Harassment is not very common on German streets, neither in small towns nor in big cities (unless some rather dangerous areas). The distinction between married and unmarried women I’ve written about in the last post before this does only exist theoretically (because the word ‘Fraulein’ is rarely used anymore). We have a female head of state at the moment (although the percentage of women in high management still is quite low) and about fifty percent of the people who finish university (and work in high-paid jobs afterwards) are women.

We still have a problem with day care for children with working mothers (to the leading parties of our parliament, the reality of about every second woman with children working isn’t ‘really’ real), but that’s nothing that can’t be changed. The first steps have been taken already.

Society still seems to differ between ‘acceptable behaviour’ for men and women in some ways. (But, unlike in this article, men and women working in certain areas both are supposed to look very professional – and the women not necessarily all that sexy, just very much like their male counterparts with business suits [with skirts, if they prefer it] and an overall well-groomed exterior [which, for women, usually includes some touches of make-up].) Nevertheless, the times in which it was argued women didn’t need a lot of schooling or learning a profession (“because they get married, anyway”) are long over. And getting married does no longer equal ‘no more work for money’. There are even some (though not all that many) cases in which the husband stays home with the kids while the wife earns the money (if she really has a much higher income than he has).

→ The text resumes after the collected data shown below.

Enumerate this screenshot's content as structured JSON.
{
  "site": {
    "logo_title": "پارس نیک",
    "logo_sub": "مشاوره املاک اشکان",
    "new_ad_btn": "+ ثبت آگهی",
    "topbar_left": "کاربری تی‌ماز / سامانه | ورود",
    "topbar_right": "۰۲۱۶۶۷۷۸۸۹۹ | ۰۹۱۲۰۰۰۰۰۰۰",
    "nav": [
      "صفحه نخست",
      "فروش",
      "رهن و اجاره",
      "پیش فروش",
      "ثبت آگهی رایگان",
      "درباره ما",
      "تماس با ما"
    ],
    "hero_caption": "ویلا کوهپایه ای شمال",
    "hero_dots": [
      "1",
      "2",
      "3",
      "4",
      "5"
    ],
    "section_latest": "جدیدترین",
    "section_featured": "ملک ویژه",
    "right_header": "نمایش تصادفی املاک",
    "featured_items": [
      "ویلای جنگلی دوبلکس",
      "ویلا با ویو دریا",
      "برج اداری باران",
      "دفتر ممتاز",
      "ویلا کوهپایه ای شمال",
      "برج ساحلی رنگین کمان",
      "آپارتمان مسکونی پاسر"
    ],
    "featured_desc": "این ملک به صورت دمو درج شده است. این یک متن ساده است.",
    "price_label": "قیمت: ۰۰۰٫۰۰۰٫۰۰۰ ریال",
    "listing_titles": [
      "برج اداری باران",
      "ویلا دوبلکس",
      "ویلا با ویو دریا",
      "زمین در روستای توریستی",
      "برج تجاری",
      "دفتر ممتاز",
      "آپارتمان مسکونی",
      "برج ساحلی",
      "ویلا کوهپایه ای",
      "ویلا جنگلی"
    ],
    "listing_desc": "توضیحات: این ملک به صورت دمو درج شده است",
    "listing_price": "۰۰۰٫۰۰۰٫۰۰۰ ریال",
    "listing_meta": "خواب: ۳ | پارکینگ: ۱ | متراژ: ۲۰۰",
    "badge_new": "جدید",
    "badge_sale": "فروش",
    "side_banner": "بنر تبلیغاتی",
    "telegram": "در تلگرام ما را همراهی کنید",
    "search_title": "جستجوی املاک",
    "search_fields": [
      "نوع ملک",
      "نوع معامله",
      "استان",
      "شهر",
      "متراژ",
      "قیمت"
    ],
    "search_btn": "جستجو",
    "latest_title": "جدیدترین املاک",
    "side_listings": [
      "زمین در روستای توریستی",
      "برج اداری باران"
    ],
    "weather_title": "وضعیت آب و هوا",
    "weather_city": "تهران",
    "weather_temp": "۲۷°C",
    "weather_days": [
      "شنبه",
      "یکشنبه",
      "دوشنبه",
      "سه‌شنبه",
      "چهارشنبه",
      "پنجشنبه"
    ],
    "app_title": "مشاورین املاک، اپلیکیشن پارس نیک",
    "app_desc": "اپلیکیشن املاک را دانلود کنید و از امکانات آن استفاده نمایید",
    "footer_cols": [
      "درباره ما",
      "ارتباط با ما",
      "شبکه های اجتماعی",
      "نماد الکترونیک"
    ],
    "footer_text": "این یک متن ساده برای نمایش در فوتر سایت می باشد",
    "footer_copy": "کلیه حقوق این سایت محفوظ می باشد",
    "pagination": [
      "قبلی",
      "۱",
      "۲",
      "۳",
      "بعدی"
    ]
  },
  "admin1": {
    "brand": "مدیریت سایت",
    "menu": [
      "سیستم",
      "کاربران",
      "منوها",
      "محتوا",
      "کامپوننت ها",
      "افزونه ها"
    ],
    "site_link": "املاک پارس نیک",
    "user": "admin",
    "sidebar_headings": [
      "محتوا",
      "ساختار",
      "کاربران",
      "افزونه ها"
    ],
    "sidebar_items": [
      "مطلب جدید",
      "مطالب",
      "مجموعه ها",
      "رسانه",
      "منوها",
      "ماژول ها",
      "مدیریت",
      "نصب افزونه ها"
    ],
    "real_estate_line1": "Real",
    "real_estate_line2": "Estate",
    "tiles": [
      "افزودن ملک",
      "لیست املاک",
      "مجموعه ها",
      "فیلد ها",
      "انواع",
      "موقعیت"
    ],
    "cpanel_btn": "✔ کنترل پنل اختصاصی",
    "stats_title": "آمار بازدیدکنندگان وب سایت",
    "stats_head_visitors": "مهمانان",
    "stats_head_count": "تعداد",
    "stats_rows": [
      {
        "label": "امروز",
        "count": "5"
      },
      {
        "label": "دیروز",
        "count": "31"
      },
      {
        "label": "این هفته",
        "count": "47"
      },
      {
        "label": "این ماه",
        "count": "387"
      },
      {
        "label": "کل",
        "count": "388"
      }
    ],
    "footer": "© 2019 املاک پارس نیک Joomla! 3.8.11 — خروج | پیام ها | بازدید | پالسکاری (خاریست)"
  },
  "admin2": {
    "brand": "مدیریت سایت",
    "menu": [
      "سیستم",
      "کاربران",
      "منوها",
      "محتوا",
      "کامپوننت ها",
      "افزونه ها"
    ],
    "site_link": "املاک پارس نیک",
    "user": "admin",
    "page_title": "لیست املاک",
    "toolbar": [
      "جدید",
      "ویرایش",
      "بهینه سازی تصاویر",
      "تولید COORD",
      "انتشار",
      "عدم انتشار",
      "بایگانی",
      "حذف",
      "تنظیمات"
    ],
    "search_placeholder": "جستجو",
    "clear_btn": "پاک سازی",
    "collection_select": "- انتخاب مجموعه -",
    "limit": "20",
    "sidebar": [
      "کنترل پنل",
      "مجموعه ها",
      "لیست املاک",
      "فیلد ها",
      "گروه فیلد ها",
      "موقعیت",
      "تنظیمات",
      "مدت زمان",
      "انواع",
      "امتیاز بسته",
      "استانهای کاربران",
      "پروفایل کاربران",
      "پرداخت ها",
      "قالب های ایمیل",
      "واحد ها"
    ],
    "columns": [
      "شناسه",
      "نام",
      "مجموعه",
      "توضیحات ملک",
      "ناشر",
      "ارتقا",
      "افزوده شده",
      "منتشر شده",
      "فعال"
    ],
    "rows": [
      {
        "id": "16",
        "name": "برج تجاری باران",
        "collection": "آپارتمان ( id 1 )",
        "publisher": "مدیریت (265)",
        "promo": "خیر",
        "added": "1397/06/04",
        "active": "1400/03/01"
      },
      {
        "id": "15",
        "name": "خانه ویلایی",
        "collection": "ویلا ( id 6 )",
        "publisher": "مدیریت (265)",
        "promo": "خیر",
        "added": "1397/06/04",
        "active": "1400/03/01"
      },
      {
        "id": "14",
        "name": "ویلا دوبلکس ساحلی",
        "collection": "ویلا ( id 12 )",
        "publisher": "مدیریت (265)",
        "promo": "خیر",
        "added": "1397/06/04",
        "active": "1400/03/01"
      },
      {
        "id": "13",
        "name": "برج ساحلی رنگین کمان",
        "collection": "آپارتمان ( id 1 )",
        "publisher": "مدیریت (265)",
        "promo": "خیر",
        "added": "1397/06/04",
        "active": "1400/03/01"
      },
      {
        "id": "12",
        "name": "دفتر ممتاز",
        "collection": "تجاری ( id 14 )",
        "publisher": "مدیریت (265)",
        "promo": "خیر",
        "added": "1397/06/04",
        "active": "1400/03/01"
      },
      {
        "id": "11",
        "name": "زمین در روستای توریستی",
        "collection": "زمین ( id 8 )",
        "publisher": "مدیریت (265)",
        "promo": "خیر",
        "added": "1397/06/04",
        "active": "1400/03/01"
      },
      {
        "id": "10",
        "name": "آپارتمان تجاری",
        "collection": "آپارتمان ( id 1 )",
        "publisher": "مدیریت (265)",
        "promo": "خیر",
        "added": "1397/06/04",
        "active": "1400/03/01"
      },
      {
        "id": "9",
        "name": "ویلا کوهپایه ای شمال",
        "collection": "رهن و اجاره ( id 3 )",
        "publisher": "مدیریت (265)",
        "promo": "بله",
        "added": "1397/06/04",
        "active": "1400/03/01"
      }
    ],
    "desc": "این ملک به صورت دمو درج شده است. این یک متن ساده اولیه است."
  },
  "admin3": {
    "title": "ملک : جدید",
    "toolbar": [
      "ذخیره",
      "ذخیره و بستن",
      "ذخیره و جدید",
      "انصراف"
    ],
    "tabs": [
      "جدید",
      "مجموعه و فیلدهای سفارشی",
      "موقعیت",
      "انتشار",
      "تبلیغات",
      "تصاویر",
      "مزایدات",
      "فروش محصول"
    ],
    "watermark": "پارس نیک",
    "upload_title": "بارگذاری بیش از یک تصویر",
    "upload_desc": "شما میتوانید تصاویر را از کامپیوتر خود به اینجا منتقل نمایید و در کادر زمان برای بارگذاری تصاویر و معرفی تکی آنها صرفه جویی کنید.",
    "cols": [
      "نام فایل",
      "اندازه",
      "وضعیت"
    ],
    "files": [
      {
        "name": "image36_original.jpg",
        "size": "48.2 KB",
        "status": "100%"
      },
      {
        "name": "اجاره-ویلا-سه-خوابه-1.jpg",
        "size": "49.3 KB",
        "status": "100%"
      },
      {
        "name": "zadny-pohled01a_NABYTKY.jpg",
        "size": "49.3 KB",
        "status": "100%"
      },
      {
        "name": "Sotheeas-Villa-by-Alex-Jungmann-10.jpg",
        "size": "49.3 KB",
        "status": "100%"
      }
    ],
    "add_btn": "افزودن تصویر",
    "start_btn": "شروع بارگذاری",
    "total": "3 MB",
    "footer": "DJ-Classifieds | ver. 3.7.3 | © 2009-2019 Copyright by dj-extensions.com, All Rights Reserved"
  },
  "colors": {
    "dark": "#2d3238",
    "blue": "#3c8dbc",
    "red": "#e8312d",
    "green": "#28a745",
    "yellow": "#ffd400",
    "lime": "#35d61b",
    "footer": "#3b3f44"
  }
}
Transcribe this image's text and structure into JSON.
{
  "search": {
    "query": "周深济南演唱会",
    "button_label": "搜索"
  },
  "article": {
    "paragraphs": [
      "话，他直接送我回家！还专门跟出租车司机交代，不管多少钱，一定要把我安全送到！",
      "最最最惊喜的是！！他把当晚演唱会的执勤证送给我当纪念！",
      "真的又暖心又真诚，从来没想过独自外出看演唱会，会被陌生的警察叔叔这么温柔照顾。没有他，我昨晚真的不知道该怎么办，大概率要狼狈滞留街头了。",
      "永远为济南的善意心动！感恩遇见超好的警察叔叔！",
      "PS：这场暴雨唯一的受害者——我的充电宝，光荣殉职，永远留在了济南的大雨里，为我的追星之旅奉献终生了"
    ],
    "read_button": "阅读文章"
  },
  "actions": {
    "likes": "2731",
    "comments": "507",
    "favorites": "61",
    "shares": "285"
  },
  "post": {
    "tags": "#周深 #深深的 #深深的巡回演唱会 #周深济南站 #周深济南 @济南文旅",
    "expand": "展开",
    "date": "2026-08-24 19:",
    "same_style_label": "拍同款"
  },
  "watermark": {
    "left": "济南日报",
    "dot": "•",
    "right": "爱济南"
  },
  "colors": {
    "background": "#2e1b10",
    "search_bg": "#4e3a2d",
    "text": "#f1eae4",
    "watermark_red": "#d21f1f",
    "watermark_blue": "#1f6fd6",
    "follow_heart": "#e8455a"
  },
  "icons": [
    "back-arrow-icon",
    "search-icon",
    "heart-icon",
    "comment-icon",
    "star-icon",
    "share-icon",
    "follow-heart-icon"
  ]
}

So, while the United States are still the “Land of Opportunities” (although not for as many people as in the past), Germany seems to be a “Land of Equality” at the moment. Let’s hope it stays that way and the problems still around will get resolved.

No German Fraulein

After browsing through “The F-Word” yesterday, I started thinking about this post.

All languages I’m more or less able to understand (at least partially) have three distinctive addresses, one for men and two for women, depending on their marital status. In English there’s Mr., Mrs. and Miss, in French there’s Monsieur, Madame and Mademoiselle. The same goes for Spanish and Italian, as far as I know. (And Japanese seems to have lots of different ways to address someone, anyway…)

In German, this theoretically still is true. We have Herr, Frau and Fräulein (better known to anybody from an English-speaking country as Fraulein, I guess). It’s the same distinction as with Mr., Mrs. and Miss or Monsieur, Madame and Mademoiselle (Fraulein being the equivalent of Miss or Mademoiselle). But ever since the seventies, the word has rarely been used. Every woman these days is referred to as ‘Frau’, no matter whether she’s married or not.

Separating the married from the unmarried women while not separating the married from the unmarried men is strange all by itself. It’s an old-fashioned concept with the underlying principle that a man will always be a man, no matter whether he’s married or not, while a woman will be different when she’s married. (This goes as far as Dr. P.J. Möbius claiming in his 1903 published treatise “Über den physiologischen Schwachsinn des Weibes” [About the physiological idiocy of women] that an unmarried, young woman – trying to attract a man – can be mentally brilliant, but will become a stupid, little wife once she has found a man and gotten married, because women are mentally inferior to men – among other things about women’s weak minds…)

In Germany, the social revolution of 1968 changed things. Women demanded to be addressed as ‘Frau’, no matter whether or not they were married. And it caught on, today, entering any place or receiving any letter from an official source, you will be addressed as ‘Frau’, no matter whether you’re married or not. This actually has made things a lot easier for government departments and companies. Instead of trying to discern whether or not a woman is married (and yes, I know in most other countries the word for unmarried, young women is used in such cases, as it was in Germany before 1968), they can address every women they deal with using the same word.

So the change wanted in France already is standard in Germany. In fact, the word ‘Fraulein’ is used so little it’s threatened by extinction. And I’m not so sure whether this is a good thing or not…

Friday, January 1

Happy New Year

It’s the first of January 2010 today, so we’ve all managed to get through the first decade of the 21st century. I wonder what the next one will bring.

Anyways, I wish everyone who reads this blog a Happy New Year 2010!